Don't look now, but the Yankees are suddenly back in the playoff picture
After spending much of the year hovering around .500, a hot streak has the Yankees back in the thick of the AL playoff race.
Twelve days ago, on August 11, the Yankees were 10.0 games back of the Red Sox in the AL East and 7.0 games back of the second wild-card spot. On Friday, the team will head to the park just 6.0 games back of the division lead and 3.5 games behind a wild-card spot after essentially cutting their deficits in half in less than two weeks. Suddenly, the once dead in the water Yankees are back in the playoff race.
How did this happen? Well, winning 10 times in 12 games sure helped. The Yankees beat good teams (3-1 vs. Tigers and Red Sox) and bad teams (7-1 vs. Angels and Blue Jays) during this stretch, outscoring their opponents 76-49 during the 12 games. Their season run differential, which bottomed out at -25 on August 11, now sits at +2. They've played their best baseball of the season. That's pretty much what happened.
The ultra-dramatic narrative is Ryan Dempster's intentional plunking of Alex Rodriguez last Sunday fired up the team and led to this recent run of success. That's not what happened though -- the Yankees had won five of seven games before the incident. They were hot before Dempster took the law into his own hands. Don't get me wrong, the incident may have fired up the team and helped them continue their success, but it's not the reason they started winning.
No, the Yankees put themselves back into the playoff picture by doing something very simple: they added good players to the roster. Crazy, I know. In the span of 10 days, New York added Alfonso Soriano via trade and welcomed both Curtis Granderson and A-Rod back off the DL. To a lesser extent, they also added Mark Reynolds as a right-handed bench bat/platoon partner. Those other three guys are the key though.
First, here is how those three players have performed since rejoining the Yankees:
• Soriano: .276/.324/.571 with 9 HR, 28 RBI, 1.3 WAR in 25 games
• Granderson: .290/.421/.484 with 3 HR, 7 RBI, 0.7 WAR in 19 games
• Rodriguez: .281/.379/.421 with 2 HR, 6 RBI, 0.4 WAR in 15 games
All three have ranged from good to great, combining for 2.4 WAR in 59 games. Now here's the guys they replaced:
• Left Field: .223/.268/.330 with 10 HR, 36 RBI, 1.5 WAR in 102 games
• Designated Hitter: .207/.291/.353 with 14 HR, 44 RBI, -2.0 WAR in 107 games
• Third Base: .215/.272/.285 with 4 HR, 32 RBI, -0.6 WAR in 110 games
These aren't apples-to-apples comparisons because Soriano and Granderson have both split time in left field and at DH, Granderson has played a little right field, stuff like that. I think it gets the point across though. The guys they Yankees were running out there at these positions were terrible, and now the guys they're running out there aren't terrible. Before A-Rod returned, Yankees third basemen were getting out-homered by Cubs pitchers 5-4 for cryin' out loud.

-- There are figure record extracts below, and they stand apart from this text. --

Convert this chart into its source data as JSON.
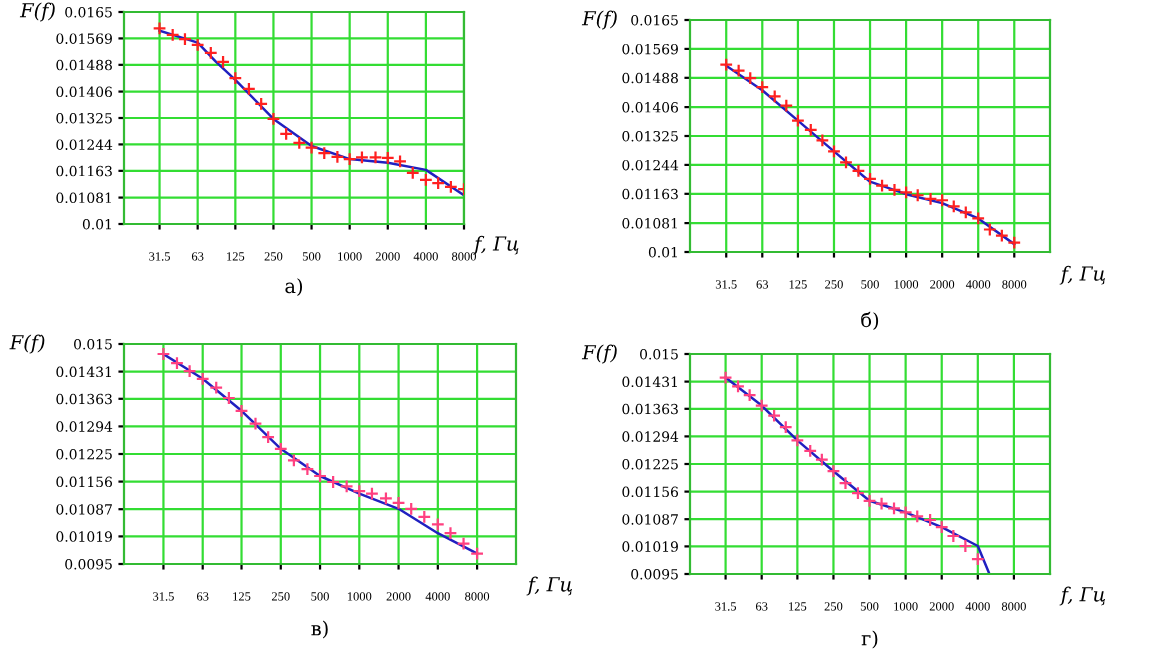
{
  "chart_data": [
    {
      "type": "scatter",
      "title": "а)",
      "xlabel": "f, Гц",
      "ylabel": "F(f)",
      "log": "x",
      "grid": true,
      "xlim": [
        16.5,
        8000
      ],
      "xticks": [
        31.5,
        63,
        125,
        250,
        500,
        1000,
        2000,
        4000,
        8000
      ],
      "ylim": [
        0.01,
        0.0165
      ],
      "yticks": [
        0.01,
        0.01081,
        0.01163,
        0.01244,
        0.01325,
        0.01406,
        0.01488,
        0.01569,
        0.0165
      ],
      "series": [
        {
          "marker": "cross",
          "color": "#ff2020",
          "x": [
            31.5,
            40,
            50,
            63,
            80,
            100,
            125,
            160,
            200,
            250,
            315,
            400,
            500,
            630,
            800,
            1000,
            1250,
            1600,
            2000,
            2500,
            3150,
            4000,
            5000,
            6300,
            8000
          ],
          "values": [
            0.016,
            0.0158,
            0.01567,
            0.01549,
            0.01525,
            0.01497,
            0.01447,
            0.01414,
            0.01368,
            0.01322,
            0.01276,
            0.01249,
            0.01234,
            0.01217,
            0.01206,
            0.01199,
            0.01204,
            0.01204,
            0.01203,
            0.01192,
            0.01157,
            0.01135,
            0.01125,
            0.01114,
            0.01107
          ]
        },
        {
          "type": "line",
          "color": "#2020c0",
          "x": [
            31.5,
            63,
            88,
            125,
            250,
            500,
            1000,
            2000,
            4000,
            8000
          ],
          "values": [
            0.01593,
            0.01556,
            0.01497,
            0.01442,
            0.01322,
            0.01239,
            0.01199,
            0.01188,
            0.01166,
            0.01088
          ]
        }
      ]
    },
    {
      "type": "scatter",
      "title": "б)",
      "xlabel": "f, Гц",
      "ylabel": "F(f)",
      "log": "x",
      "grid": true,
      "xlim": [
        15.7,
        15900
      ],
      "xticks": [
        31.5,
        63,
        125,
        250,
        500,
        1000,
        2000,
        4000,
        8000
      ],
      "ylim": [
        0.01,
        0.0165
      ],
      "yticks": [
        0.01,
        0.01081,
        0.01163,
        0.01244,
        0.01325,
        0.01406,
        0.01488,
        0.01569,
        0.0165
      ],
      "series": [
        {
          "marker": "cross",
          "color": "#ff2020",
          "x": [
            31.5,
            40,
            50,
            63,
            80,
            100,
            125,
            160,
            200,
            250,
            315,
            400,
            500,
            630,
            800,
            1000,
            1250,
            1600,
            2000,
            2500,
            3150,
            4000,
            5000,
            6300,
            8000
          ],
          "values": [
            0.01525,
            0.01508,
            0.01487,
            0.01462,
            0.01436,
            0.0141,
            0.01368,
            0.01342,
            0.01313,
            0.01282,
            0.01251,
            0.01227,
            0.01205,
            0.01186,
            0.01174,
            0.01167,
            0.01159,
            0.01149,
            0.01145,
            0.01128,
            0.01111,
            0.01094,
            0.01063,
            0.01046,
            0.01026
          ]
        },
        {
          "type": "line",
          "color": "#2020c0",
          "x": [
            31.5,
            63,
            125,
            250,
            500,
            1000,
            2000,
            4000,
            8000
          ],
          "values": [
            0.01522,
            0.01453,
            0.01368,
            0.01282,
            0.01197,
            0.01162,
            0.01137,
            0.01094,
            0.01022
          ]
        }
      ]
    },
    {
      "type": "scatter",
      "title": "в)",
      "xlabel": "f, Гц",
      "ylabel": "F(f)",
      "log": "x",
      "grid": true,
      "xlim": [
        15.7,
        15900
      ],
      "xticks": [
        31.5,
        63,
        125,
        250,
        500,
        1000,
        2000,
        4000,
        8000
      ],
      "ylim": [
        0.0095,
        0.015
      ],
      "yticks": [
        0.0095,
        0.01019,
        0.01087,
        0.01156,
        0.01225,
        0.01294,
        0.01363,
        0.01431,
        0.015
      ],
      "series": [
        {
          "marker": "cross",
          "color": "#ff4080",
          "x": [
            31.5,
            40,
            50,
            63,
            80,
            100,
            125,
            160,
            200,
            250,
            315,
            400,
            500,
            630,
            800,
            1000,
            1250,
            1600,
            2000,
            2500,
            3150,
            4000,
            5000,
            6300,
            8000
          ],
          "values": [
            0.01475,
            0.01452,
            0.01432,
            0.01413,
            0.01391,
            0.01365,
            0.01333,
            0.01301,
            0.01267,
            0.01238,
            0.01209,
            0.01187,
            0.0117,
            0.01155,
            0.01144,
            0.01132,
            0.01126,
            0.01114,
            0.01103,
            0.01088,
            0.01068,
            0.01049,
            0.01027,
            0.01001,
            0.00976
          ]
        },
        {
          "type": "line",
          "color": "#2020c0",
          "x": [
            31.5,
            63,
            125,
            250,
            500,
            1000,
            2000,
            4000,
            8000
          ],
          "values": [
            0.01475,
            0.01413,
            0.01333,
            0.01238,
            0.0117,
            0.01126,
            0.01088,
            0.01027,
            0.00976
          ]
        }
      ]
    },
    {
      "type": "scatter",
      "title": "г)",
      "xlabel": "f, Гц",
      "ylabel": "F(f)",
      "log": "x",
      "grid": true,
      "xlim": [
        15.9,
        16000
      ],
      "xticks": [
        31.5,
        63,
        125,
        250,
        500,
        1000,
        2000,
        4000,
        8000
      ],
      "ylim": [
        0.0095,
        0.015
      ],
      "yticks": [
        0.0095,
        0.01019,
        0.01087,
        0.01156,
        0.01225,
        0.01294,
        0.01363,
        0.01431,
        0.015
      ],
      "series": [
        {
          "marker": "cross",
          "color": "#ff4080",
          "x": [
            31.5,
            40,
            50,
            63,
            80,
            100,
            125,
            160,
            200,
            250,
            315,
            400,
            500,
            630,
            800,
            1000,
            1250,
            1600,
            2000,
            2500,
            3150,
            4000
          ],
          "values": [
            0.01441,
            0.01419,
            0.01397,
            0.01371,
            0.01346,
            0.01317,
            0.01284,
            0.01258,
            0.01236,
            0.01207,
            0.01177,
            0.01152,
            0.01133,
            0.01126,
            0.01114,
            0.01104,
            0.01094,
            0.01085,
            0.01067,
            0.01045,
            0.0102,
            0.00987
          ]
        },
        {
          "type": "line",
          "color": "#2020c0",
          "x": [
            31.5,
            63,
            125,
            250,
            500,
            1000,
            2000,
            4000,
            5000
          ],
          "values": [
            0.01441,
            0.01371,
            0.01284,
            0.01207,
            0.01133,
            0.01104,
            0.01067,
            0.0102,
            0.0095
          ]
        }
      ]
    }
  ]
}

During this 10-2 stretch, New York scored eight or more runs five times. Five times in 12 games after doing it five times in their previous 85 games (!). This is a team that struggled to score more than three runs in a game for a good four months, and now they just overhauled one-third of their lineup to give Brett Gardner (101 OPS+) and Robinson Cano (145 OPS+) some support. Other players have helped as well, like Eduardo Nunez (115 OPS+ in August) and Vernon Wells (144).
The Yankees still have plenty of problems, of course. CC Sabathia has a career-worst 4.83 ERA (83 ERA+) in 26 starts, including a 7.86 ERA in his last six starts. Phil Hughes has been consistently ineffective all year (83 ERA+). Derek Jeter is still hurt and Chris Stewart (68 OPS+) is still the starting catcher. Those storms are much easier to weather with legitimate above-average production from third base, left field and DH, however.
A 3.5 game deficit in the wild-card race is still rather daunting, especially with three teams to jump, but the Yankees do have a favorable schedule down the stretch. Twenty of their final 35 games are against the three AL East teams ahead of them -- including 13 against wild-card competitors in the Orioles and Rays -- while the other 15 are against last place teams. All those head-to-head games against AL East rivals mean the division title is not out of the question, though it is a long shot. The wild-card is much more realistic.
Considering how poorly the Yankees played in June and July -- 25-28 with a -24 run differential -- it's pretty amazing they even have a prayer at the postseason right now. They should be buried alongside the Blue Jays, Angels, Nationals and other disappointments. Instead, they've managed to stay in the race and figure to be playing meaningful baseball in September. I have to think the other AL contenders are kicking themselves for not burying the Yankees when they had the chance. The Bronx Bombers are a dangerous team right now.